Beside the basement door is a picture of my mother and I don’t know what else to do so I go over and look at it. I lean against the wall and squint at her face and the heat of that fire starts rushing back and I can hear her screaming. Maybe it’s something about it being a holiday or being alone now in what used to be my house but I figure I’ll go down the steps and go through the boxes and see whatever else of her, however painful, I can dredge up.
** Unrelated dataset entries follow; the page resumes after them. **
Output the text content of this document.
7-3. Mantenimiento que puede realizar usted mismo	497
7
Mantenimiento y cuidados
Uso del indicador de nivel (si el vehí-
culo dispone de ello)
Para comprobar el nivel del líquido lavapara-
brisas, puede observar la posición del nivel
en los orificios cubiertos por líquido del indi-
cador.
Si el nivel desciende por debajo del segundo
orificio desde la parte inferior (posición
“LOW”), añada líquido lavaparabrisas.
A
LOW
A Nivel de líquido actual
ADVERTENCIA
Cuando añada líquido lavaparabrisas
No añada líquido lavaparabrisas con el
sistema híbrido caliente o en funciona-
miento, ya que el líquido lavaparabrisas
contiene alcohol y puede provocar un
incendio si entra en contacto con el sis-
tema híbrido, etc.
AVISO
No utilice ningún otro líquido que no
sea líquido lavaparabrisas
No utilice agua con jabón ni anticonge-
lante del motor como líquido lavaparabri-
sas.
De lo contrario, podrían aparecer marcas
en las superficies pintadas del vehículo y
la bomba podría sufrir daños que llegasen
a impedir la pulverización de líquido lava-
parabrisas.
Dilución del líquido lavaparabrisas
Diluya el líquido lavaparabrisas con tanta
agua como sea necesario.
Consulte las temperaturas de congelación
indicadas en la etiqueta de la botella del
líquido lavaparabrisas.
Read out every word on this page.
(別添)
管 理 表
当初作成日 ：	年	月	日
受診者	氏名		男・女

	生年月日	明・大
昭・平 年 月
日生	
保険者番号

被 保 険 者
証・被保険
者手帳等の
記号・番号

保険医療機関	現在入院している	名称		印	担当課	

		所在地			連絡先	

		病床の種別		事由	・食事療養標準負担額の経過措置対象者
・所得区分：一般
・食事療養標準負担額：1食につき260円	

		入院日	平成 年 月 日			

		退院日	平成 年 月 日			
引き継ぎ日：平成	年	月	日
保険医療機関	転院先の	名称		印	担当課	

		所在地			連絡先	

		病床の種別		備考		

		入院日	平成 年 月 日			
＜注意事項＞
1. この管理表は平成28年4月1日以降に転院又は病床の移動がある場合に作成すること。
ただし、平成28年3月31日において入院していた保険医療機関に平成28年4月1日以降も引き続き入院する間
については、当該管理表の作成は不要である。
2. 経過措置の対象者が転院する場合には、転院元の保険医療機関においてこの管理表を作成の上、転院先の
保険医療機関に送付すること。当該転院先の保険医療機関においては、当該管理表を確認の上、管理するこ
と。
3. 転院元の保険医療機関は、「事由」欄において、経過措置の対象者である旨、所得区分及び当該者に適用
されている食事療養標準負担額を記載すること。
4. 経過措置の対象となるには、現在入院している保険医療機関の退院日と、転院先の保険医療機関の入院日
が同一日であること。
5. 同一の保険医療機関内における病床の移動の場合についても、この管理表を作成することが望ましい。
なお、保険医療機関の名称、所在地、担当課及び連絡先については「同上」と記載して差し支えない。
It doesn’t take me long to find her box and as I’m rifling through the trinkets, I’m 11 again and memories, long dead, come bolting back. That day she picked me up two hours late from the waterpark and ticket person waited with me at the gate. Her weird nail polish that smelled like cranberries. I’m holding her car keys when I see another box behind hers that reads DRAGONS. Sliding it towards me, a little GoPro, singed and melted at the edges falls out to the floor. I jab the power button and press play and there’s only sound but there’s the hum and crackle of a building burning and a woman screaming and begging, What are you waiting for? What are you waiting for? I pick up another camera. This one flickers on and there are other firefighters in a burning kitchen all seated at a table and it looks like they’re playing cards. I pick up another one. Play. More fire. A bedroom. There’s a woman asphyxiating on a bed with her husband and they’re writhing on the sheets. One of the firefighters lays down beside them and clasps his hands behind his head like he’s on the beach. It must be my father but whoever is wearing the camera fluffs the couple’s pillows and tucks the blanket around them and lays down as well. His head pans to the base of the bed and standing there are two other firefighters flapping their arms like birds… or dragons.
Inside that box are twenty more cameras, and beneath them are little bags each with a different newspaper clipping from a different fire. Inside those bags, blackened, are buttons, earrings, rings. There are pictures, polaroids. I almost vomit when I find in an Altoids tin something charred and flaking with a knuckle and nail.
I try to stand but my head is too light. I stagger and crumple.
I am paralyzed in that basement when I see the C4, isopropyl, coiled wicks and jerrycans of gas. I haven’t moved when the truck pulls back in and the door slams and I wonder if anyone will ever know my dad isn’t a hero. If anyone will know what he’s done to this company. If anyone will ever know… it’s him.